Northern Ireland want a big send off in friendly games ahead of Netball World Cup
Northern Ireland netball fans are being given the opportunity of a unique insight into their team's World Cup preparations tomorrow night.
Head coach Dan Ryan will be wearing a microphone as he puts his players through their paces at an open training session at Lisburn Racquets Club (7-9pm).
The engaging Aussie, who doubles up as a renowned netball broadcaster in both hemispheres, is also scheduled to do a question and answer stint.
Supporters can mingle with the players, including star skipper Caroline O'Hanlon, a recent British SuperLeague winner with Manchester Thunder.
The 12 members of Ryan's World Cup squad will also be formally presented with their new playing dresses for next month's tournament in Liverpool.
Although Northern Ireland will have three training games before their departure, the difficulty finding international friendlies means this is effectively the team's official farewell.

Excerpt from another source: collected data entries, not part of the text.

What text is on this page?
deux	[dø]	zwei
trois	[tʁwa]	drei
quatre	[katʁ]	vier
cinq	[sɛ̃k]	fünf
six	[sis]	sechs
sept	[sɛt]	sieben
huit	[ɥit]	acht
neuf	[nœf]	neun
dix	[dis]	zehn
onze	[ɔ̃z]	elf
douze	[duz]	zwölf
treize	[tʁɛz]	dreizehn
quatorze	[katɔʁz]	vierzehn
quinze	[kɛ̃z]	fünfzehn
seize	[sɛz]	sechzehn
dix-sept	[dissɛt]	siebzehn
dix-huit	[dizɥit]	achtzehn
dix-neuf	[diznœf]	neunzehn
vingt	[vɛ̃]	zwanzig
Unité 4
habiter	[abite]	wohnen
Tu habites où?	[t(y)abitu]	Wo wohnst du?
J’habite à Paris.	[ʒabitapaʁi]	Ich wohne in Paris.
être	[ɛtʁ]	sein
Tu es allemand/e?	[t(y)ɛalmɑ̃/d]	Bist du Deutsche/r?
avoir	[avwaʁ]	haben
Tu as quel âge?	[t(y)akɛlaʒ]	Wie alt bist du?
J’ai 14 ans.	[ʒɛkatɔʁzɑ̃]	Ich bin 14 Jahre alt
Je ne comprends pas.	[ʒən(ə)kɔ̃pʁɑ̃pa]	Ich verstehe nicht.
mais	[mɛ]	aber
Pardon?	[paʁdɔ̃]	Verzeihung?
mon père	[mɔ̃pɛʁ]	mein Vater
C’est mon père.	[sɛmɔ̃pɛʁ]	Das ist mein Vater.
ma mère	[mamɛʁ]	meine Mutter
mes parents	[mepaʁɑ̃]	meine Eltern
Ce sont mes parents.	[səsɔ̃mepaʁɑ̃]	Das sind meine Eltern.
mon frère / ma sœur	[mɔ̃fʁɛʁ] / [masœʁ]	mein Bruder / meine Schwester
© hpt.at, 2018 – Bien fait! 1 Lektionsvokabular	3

Now styled as the 'PwC Warriors' after landing a lucrative sponsorship deal with PricewaterhouseCoopers, Northern Ireland will take on the England men's team twice this weekend.
These matches in Lisburn on Saturday (1pm) and Sunday (12pm) will be open to supporters, as will the following Saturday's game against the Isle of Man (11am) at the same venue.
Although the England Knights also played Scotland recently, cross-gender games are unusual in sport and these matches may have novelty value for those not aware that men's netball exists.
However, Warriors supremo Ryan is a former captain of the Australian men's national team and he believes these hit-outs will be useful exercises.
O'Hanlon revealed: "I suppose playing a men's team might raise a few eyebrows but we've even got Gaelic and basketball players in to train against in previous years.
"International netball is very physical and we'll also come up against a lot of taller players at the World Cup, so this type of work-out should be beneficial."
Northern Ireland haven't had a Test match since finishing eighth at the Commonwealth Games more than 14 months ago.
By contrast, the established big four of Australia, New Zealand, England and Jamaica, along with South Africa and Malawi, face each other regularly in Test series and mini-tournaments.
That makes it difficult for teams in the next bracket to push upwards and Northern Ireland deserve credit for repeatedly punching above their weight at major events.
The lack of fixtures also makes it harder to develop public interest but the Warriors won't go into the World Cup cold.
After leaving these shores, they will have a busy schedule of fully fledged warm-up matches in the week leading up to the tournament.
The squad depart for Manchester on July 3 and play Barbados and England A there before facing Trinidad and Malawi in Cardiff.
"It might have been nice to have a high-profile friendly as a send-off but that didn't prove possible," said O'Hanlon.
"It isn't easy for us to get regular games but the important thing is that we've four warm-up matches in four days when we're in the middle of our World Cup camp."
Northern Ireland face a baptism of fire with their opening game, on July 12, against reigning champions Australia.
They have further group games against lower-ranked Sri Lanka and Zimbabwe in Pool One, needing to finish in the top three to progress.
Their likely opponents in phase two are New Zealand, Malawi and Barbados.
Based on rankings, Northern Ireland would be expected to end up in the fifth to eighth place play-offs pot with South Africa, Uganda and Malawi.
Northern Ireland have finished eighth or better at the last three major tournaments they have qualified for, the 2011 World Cup in Singapore, and Glasgow 2014 and Gold Coast 2018 Commonwealth Games.
World-class centre O'Hanlon, now the squad's only survivor from the 2003 World Cup in Jamaica, has been a pivotal player in each of those campaigns.
Official flag-bearer for Team NI at the Gold Coast Commonwealth Games opening ceremony, she has been retained as Northern Ireland skipper.
"To captain your country at a World Cup is an exceptional privilege and I'm very proud to have been given the honour of leading in Liverpool," said O'Hanlon.
"We were delighted to qualify and now, with the squad finalised, it's excitingly close.
"We've set a high bar by our results over recent years and are working hard under Dan's direction to give ourselves the best of chance of performing well.
"We'll get great support in Liverpool but before that everyone's really looking forward to spending some time this Friday with the Northern Ireland netball family, so come on down."